To explain these positive and negative effects, Gibson and Nelson turn to social identity theory. They suggest that variation in the degree to which individuals identify with blacks as a group affects how they perceive a Court ruling. For blacks who have strong group attachments, exposure to judicial symbols will have little effect because group interests are the primary force affecting attitudes toward the Court and its outputs. For blacks with weak group attachments, however, symbols matter, and these symbols evoke orientations of social control, illegitimacy, and repression. As a result, some black Americans will oppose the disappointing decision and be less willing to view the Supreme Court as a legitimate institution. The most important conclusion drawn from these chapters is that group attachments have a very powerful role structuring black Americans’ attitudes toward the legal system.

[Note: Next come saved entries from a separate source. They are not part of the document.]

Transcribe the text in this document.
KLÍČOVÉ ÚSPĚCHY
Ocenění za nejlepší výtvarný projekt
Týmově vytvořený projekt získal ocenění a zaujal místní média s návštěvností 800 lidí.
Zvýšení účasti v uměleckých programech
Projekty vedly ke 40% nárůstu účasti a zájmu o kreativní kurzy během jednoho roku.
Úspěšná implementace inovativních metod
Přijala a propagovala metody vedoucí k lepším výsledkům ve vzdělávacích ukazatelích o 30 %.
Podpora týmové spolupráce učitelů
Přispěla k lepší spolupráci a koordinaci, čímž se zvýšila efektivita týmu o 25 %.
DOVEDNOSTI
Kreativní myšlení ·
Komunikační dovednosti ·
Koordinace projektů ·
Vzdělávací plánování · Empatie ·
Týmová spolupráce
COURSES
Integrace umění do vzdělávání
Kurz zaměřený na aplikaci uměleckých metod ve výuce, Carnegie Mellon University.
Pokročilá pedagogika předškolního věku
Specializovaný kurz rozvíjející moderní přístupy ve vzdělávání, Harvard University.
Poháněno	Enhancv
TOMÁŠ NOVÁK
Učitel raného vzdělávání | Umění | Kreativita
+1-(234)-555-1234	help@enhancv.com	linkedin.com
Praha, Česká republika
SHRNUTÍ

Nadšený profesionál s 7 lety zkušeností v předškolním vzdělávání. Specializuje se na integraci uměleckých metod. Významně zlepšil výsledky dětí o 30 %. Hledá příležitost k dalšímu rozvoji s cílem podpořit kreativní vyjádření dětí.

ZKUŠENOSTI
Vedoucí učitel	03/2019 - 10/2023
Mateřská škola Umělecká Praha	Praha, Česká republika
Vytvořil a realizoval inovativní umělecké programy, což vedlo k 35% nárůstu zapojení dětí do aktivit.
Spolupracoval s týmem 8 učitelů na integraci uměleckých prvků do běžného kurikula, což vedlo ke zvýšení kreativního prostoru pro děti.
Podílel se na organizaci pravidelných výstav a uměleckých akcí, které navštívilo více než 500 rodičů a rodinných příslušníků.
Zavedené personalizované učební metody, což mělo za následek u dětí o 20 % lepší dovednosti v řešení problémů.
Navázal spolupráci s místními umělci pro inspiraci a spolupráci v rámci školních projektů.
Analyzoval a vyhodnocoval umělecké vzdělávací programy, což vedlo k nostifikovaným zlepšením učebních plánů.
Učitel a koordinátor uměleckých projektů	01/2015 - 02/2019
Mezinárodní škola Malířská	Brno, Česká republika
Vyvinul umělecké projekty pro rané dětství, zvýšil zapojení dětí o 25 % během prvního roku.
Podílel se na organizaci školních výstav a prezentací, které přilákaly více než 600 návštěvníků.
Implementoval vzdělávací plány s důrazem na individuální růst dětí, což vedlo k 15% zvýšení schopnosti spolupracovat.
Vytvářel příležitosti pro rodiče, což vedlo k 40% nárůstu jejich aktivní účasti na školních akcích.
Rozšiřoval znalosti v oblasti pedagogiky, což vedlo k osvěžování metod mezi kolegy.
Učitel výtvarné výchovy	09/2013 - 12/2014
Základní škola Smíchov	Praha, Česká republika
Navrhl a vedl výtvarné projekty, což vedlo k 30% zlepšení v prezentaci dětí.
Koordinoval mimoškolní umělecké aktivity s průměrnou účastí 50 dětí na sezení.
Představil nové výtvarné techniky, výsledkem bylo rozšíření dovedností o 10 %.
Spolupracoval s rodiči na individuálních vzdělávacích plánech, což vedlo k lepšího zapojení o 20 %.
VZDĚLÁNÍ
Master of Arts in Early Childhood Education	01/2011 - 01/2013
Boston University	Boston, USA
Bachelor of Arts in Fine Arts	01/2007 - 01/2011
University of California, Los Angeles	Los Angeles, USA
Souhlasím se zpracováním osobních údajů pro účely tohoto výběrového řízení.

BLACK AND BLUE is an important and impressive study, which is sure to become a part of the canon on legal legitimacy. It is the most comprehensive research work on black Americans’ attitudes toward the legal system in the literature. It is written in a clear and engaging style, and it is brimming with significant findings: the need for modification of positivity theory; the moderating effects of group attachments and group consciousness; that blacks vary and these differences have consequences for their relations with and views of the legal system; that a striking proportion of black Americans report recent negative experiences with legal authorities, but perceptions of the unfairness of the legal system have not directly affected diffuse support for the Supreme Court; that for some blacks, exposure to the Court has deleterious effects [*33] on their diffuse support for it; and the size of the difference between blacks and whites’ levels of diffuse support for the Court.

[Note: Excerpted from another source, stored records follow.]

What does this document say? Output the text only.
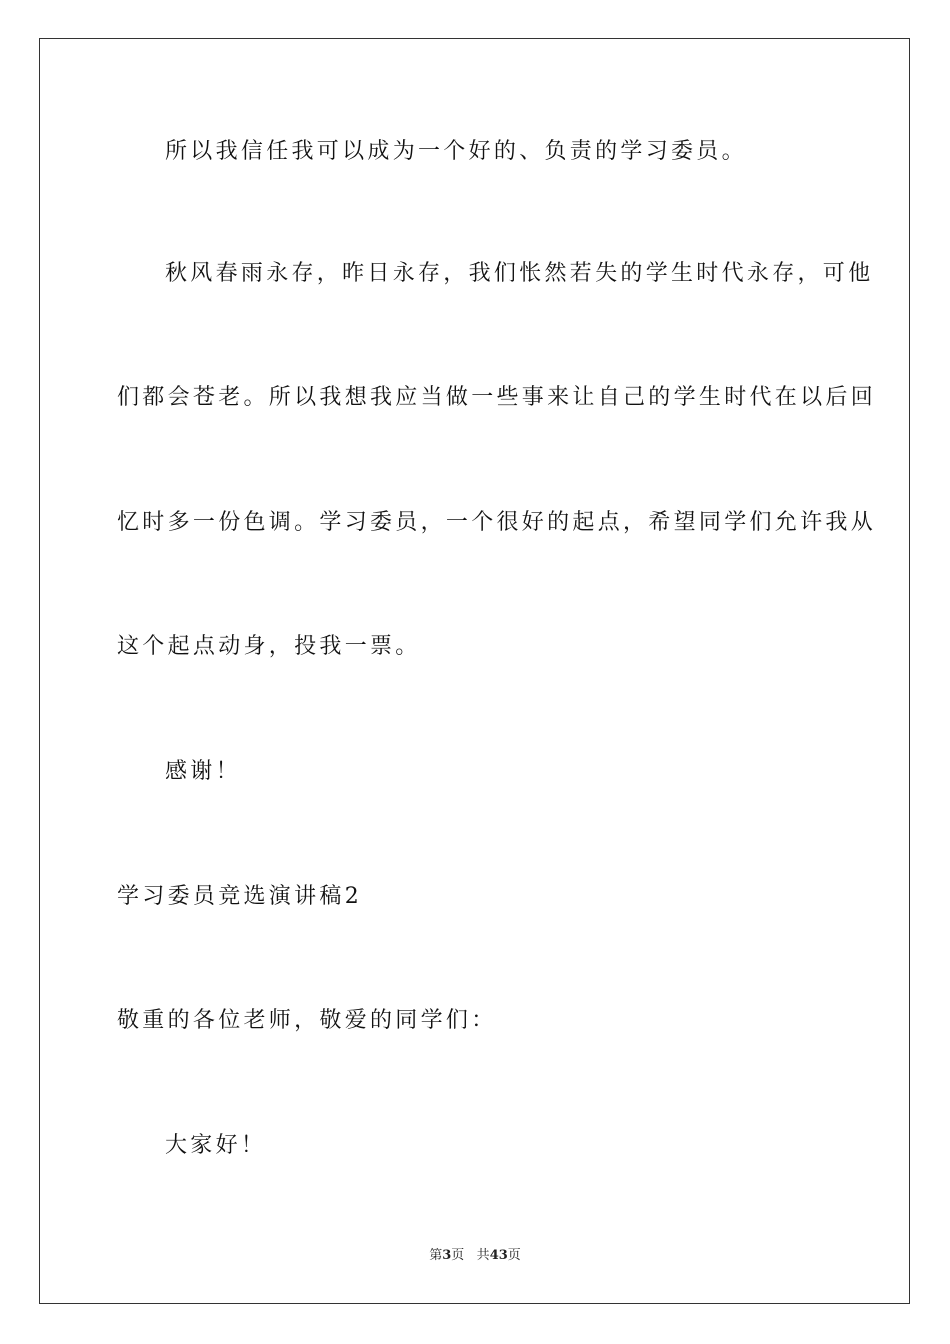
所以我信任我可以成为一个好的、负责的学习委员。
秋风春雨永存，昨日永存，我们怅然若失的学生时代永存，可他
们都会苍老。所以我想我应当做一些事来让自己的学生时代在以后回
忆时多一份色调。学习委员，一个很好的起点，希望同学们允许我从
这个起点动身，投我一票。
感谢！
学习委员竞选演讲稿2
敬重的各位老师，敬爱的同学们：
大家好！
第3页 共43页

Gibson and Nelson are meticulous scholars. Their review of the relevant literature covers the waterfront. Their research design, data, and analyses are entirely appropriate for the questions they pose, and they make sure not to push their conclusions beyond their empirical results. Moreover, they recognize and note when their findings are not consistent with a particular aspect of legitimacy theory.

To be sure, there are some points left underdeveloped. For example, Gibson and Nelson note their analysis does not fully address the psychological mechanisms that underlie the effect of exposure to judicial symbols and the various conditioning effects they consider (p. 172). One of their most important findings is that exposure to the Court and its symbols reduces its institutional credibility for some blacks. One wonders whether any of this effect might be the result of exposure to the black media and how the Court is portrayed in it, a topic left uncovered in the book. And finally, has the much lower diffuse support black Americans extend to the Court reached a tipping point? However, these are not so much criticisms of Gibson and Nelson’s analysis as they are fecund questions for future research. Works that generate lines of inquiry are important fuel for the research process. BLACK AND BLUE is certainly one of those works.


Caldeira, Gregory A. and James L. Gibson. 1992. “The Etiology of Public Support for the Supreme Court.” AMERICAN JOURNAL OF POLITICAL SCIENCE. 36(3) 635-64.

Clawson, Rosalee A. and Eric N. Waltenburg. 2009. LEGACY AND LEGITIMACY: BLACK AMERICANS AND THE SUPREME COURT. Philadelphia: Temple University Press.

Easton, David. 1965. A SYSTEMS ANALYSIS OF POLITICAL LIFE. New York: Wiley.